Des femmes leaders et des militantes pour les droits des femmes en Mauritanie ont organisé ce jeudi 27 décembre un sit-in devant le siège de l’Assemblée Nationale.
Cette manifestation fait suite au rejet mardi dernier par la commission de l’orientation islamique, des ressources humaines et des affaires culturelles de l’Assemblée Nationale de loi relative à la violence basée sur le genre. C’est la seconde fois que cette loi est renvoyée au gouvernement.
En janvier 2017, cette même loi qui a été présentée aux députés avait suscitée une vive polémique, les élus du peuple estimant que certains de ses articles étaient contraires à la charia islamique qui demeure le fondement de toutes les lois en Mauritanie.
C’est ainsi que l’article 19 initial de ladite loi préconise : « Est passible d’un emprisonnement allant d’une année à deux ans tout époux qui prive sa partenaire de ses libertés générales ».
En effet cette notion de « libertés publiques » a constitué une véritable pierre d’achoppement. Pour les députés mauritaniens cette notion de libertés publiques n’a pas la même acception selon qu’on soit en Mauritanie ou en Occident. D’autres notions méconnues de la société mauritanienne conservatrice ont motivé le rejet de cette loi.

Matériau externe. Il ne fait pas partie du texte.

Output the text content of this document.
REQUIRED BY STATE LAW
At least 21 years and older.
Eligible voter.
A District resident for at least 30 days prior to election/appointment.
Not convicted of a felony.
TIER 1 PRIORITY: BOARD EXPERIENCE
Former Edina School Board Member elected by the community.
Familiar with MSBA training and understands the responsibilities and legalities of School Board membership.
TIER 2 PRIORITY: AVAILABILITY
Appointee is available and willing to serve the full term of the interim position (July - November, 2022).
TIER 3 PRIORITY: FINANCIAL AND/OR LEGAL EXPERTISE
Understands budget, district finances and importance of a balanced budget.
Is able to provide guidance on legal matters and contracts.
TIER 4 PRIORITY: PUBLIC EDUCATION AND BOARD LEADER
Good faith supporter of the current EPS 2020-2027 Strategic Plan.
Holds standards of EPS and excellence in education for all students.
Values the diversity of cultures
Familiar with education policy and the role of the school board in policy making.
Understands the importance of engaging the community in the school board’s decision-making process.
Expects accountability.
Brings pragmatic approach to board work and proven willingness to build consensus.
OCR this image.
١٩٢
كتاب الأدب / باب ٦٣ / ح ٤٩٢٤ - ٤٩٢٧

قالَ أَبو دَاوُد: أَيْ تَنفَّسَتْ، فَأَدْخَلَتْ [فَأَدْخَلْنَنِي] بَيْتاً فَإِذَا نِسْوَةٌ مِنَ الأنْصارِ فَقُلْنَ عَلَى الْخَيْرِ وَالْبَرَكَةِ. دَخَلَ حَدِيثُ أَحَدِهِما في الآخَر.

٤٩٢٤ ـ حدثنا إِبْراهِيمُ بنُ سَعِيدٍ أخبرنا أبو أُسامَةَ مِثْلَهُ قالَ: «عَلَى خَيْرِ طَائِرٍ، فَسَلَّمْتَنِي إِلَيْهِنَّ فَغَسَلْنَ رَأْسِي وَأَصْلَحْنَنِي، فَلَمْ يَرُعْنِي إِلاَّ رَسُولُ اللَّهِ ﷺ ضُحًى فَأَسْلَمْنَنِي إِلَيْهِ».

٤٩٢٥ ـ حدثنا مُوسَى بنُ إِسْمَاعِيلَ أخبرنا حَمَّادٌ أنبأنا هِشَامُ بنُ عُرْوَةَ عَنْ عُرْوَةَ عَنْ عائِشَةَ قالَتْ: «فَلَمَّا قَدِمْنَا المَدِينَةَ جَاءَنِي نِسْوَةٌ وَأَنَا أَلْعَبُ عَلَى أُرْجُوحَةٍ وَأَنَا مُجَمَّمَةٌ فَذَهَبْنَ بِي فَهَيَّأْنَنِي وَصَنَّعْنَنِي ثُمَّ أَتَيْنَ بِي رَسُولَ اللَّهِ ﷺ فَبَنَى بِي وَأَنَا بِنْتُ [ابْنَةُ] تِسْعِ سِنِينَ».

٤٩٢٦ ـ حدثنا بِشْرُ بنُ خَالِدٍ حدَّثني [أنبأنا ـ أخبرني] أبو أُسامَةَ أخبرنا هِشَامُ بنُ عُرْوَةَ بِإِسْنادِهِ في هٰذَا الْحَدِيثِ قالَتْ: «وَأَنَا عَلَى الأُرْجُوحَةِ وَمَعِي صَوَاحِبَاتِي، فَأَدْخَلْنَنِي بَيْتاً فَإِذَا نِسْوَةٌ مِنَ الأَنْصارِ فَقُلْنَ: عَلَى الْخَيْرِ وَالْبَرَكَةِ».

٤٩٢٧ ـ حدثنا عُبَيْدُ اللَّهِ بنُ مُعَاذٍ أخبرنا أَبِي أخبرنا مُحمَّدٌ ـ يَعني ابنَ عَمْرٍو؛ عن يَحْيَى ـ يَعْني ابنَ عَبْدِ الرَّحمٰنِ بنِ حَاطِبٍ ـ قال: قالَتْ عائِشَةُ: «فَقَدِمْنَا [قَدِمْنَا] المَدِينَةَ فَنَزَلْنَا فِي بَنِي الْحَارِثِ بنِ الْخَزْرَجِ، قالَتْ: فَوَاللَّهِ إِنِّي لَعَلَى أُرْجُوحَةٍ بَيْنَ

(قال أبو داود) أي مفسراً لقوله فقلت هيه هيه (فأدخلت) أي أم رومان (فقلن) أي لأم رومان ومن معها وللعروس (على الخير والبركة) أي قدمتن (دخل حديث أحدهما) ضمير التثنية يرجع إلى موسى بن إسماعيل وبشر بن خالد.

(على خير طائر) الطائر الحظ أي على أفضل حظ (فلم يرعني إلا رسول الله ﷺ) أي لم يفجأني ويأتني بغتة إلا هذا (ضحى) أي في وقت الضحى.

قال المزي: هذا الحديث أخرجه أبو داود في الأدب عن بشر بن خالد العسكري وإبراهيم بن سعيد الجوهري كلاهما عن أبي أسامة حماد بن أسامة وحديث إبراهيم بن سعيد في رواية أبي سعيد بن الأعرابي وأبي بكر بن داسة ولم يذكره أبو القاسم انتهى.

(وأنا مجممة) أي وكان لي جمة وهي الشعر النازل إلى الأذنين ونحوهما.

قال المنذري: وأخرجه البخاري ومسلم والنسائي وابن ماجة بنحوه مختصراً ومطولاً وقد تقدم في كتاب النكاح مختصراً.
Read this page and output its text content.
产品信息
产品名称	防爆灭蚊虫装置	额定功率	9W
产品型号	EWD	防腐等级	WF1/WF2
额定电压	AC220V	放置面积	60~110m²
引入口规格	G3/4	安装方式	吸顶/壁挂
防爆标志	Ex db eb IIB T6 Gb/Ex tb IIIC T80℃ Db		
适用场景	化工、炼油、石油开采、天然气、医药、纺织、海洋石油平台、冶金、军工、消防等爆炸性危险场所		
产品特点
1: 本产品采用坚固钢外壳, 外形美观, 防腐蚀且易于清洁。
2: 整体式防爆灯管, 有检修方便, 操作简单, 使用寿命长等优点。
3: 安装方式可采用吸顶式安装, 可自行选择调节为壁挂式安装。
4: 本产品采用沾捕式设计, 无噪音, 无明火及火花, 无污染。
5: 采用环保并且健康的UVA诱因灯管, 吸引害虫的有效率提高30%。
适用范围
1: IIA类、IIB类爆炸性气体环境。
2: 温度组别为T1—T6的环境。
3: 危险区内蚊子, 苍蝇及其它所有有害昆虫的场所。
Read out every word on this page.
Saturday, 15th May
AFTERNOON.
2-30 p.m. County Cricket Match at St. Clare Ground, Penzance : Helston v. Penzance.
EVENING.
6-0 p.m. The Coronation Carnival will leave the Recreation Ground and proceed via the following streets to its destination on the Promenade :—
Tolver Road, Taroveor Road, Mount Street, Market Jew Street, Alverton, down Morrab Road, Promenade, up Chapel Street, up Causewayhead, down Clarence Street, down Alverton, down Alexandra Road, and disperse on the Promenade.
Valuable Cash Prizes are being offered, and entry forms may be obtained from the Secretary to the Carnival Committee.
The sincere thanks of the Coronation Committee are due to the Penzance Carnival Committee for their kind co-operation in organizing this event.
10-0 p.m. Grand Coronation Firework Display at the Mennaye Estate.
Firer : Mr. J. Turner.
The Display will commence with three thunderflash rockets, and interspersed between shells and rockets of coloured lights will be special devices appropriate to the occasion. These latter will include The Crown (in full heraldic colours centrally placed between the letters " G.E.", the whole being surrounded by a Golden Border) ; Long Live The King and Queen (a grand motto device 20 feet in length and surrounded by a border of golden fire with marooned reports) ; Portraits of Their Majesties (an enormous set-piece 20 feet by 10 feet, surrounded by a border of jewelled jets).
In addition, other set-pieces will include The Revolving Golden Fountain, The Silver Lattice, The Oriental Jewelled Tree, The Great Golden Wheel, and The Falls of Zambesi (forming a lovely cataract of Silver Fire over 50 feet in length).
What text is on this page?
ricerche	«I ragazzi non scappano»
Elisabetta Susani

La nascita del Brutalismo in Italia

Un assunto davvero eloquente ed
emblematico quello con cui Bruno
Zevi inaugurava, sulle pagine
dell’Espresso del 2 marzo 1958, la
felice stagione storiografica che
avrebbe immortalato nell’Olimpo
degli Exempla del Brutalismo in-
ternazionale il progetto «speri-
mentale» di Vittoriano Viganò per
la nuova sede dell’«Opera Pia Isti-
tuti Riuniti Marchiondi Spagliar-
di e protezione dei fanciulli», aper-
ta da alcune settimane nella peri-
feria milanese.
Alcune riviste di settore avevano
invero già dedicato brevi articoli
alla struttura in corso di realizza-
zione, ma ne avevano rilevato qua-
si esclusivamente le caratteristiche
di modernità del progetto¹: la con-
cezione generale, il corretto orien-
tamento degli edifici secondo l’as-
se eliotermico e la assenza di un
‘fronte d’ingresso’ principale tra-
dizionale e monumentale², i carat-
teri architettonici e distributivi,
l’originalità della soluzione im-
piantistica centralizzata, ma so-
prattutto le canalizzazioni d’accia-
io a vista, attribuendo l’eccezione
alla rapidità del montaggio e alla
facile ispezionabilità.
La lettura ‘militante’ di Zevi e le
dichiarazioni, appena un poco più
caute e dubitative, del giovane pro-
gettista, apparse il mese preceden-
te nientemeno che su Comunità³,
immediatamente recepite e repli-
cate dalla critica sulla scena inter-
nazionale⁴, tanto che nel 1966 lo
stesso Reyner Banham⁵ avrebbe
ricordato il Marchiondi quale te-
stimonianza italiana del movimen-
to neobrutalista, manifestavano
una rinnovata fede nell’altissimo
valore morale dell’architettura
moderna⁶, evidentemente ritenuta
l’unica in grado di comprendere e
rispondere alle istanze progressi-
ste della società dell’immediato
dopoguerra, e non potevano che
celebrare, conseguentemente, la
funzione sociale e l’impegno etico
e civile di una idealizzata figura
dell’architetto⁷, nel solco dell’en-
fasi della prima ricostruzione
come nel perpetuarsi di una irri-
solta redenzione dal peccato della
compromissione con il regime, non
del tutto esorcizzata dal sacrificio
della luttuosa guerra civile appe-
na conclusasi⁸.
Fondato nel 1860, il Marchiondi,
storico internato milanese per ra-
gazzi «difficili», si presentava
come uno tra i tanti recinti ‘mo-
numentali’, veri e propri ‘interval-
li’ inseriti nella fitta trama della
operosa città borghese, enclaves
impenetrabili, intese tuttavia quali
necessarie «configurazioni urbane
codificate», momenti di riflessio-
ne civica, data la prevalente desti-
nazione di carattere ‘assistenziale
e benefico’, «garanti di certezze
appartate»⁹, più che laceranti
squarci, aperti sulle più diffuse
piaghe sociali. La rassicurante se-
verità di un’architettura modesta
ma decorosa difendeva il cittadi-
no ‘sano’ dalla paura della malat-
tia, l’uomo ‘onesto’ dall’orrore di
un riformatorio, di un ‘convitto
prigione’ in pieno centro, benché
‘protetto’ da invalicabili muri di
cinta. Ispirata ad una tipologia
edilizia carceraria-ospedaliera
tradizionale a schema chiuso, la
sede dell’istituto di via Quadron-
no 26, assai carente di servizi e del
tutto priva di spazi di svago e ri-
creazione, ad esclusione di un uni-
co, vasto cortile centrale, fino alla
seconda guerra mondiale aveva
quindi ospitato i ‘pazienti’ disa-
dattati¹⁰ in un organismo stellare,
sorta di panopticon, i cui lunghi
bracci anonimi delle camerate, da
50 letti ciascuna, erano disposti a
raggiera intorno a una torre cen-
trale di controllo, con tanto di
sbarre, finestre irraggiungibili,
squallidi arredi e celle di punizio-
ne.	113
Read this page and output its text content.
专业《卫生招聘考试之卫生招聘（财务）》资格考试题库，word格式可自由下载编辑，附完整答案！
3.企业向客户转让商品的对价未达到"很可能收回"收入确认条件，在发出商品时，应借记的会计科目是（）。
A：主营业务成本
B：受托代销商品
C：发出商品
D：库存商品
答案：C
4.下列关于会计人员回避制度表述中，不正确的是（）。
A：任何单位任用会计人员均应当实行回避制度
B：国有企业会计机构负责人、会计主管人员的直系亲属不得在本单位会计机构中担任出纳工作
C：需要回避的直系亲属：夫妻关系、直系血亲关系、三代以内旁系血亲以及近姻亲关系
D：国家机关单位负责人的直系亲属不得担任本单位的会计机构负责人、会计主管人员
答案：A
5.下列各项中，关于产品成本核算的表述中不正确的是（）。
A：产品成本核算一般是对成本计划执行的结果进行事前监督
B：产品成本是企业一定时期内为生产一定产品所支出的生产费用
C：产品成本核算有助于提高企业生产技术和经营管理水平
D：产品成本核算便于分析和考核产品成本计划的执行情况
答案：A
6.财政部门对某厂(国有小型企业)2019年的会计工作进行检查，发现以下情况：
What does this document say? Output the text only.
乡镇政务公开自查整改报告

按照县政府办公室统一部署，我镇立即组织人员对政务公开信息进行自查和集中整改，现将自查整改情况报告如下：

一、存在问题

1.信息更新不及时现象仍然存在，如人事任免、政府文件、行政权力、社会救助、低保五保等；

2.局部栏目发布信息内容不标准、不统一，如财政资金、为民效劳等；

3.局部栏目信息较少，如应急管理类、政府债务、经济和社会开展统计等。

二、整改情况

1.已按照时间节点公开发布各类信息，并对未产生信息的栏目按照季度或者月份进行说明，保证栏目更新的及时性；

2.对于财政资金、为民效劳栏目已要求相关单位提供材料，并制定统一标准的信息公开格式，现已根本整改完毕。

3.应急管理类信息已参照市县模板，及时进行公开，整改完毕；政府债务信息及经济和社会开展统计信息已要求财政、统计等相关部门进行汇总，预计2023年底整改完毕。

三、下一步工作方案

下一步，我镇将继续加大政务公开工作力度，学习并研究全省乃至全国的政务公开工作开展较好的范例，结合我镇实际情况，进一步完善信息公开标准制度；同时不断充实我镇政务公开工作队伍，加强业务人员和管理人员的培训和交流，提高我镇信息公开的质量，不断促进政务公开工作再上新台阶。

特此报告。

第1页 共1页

Le texte comportait des notions assez floues aux yeux des députés telles que « les pratiques inhumaines », « l’atteinte à la dignité », « l’atteinte à l’honneur ».
Ainsi, cette loi qui vise à pénaliser la violence basée sur le genre et qui est jugée jusque là contraire à la religion musulmane est pourtant réclamée à cor et à cri par les militants des droits des femmes car ils estiment que cette loi permettra de combler le vide juridique dont souffre le système judiciaire Mauritanien. Ils y voient un gage, une garantie pour les femmes victimes de violence basée sur le genre.
Une loi vivement souhaitée
En Mauritanie, les violences contre les femmes sont monnaie courantes et les victimes sont le plus souvent abandonnées à leur triste sort.Dans son dernier rapport sur le sujet présenté en septembre dernier à Nouakchott, l’ONG américaine de défense des droits de l’homme, HumanRights Watch a mis en exergue la situation précaire des femmes victimes de violences sexuelles en Mauritanie.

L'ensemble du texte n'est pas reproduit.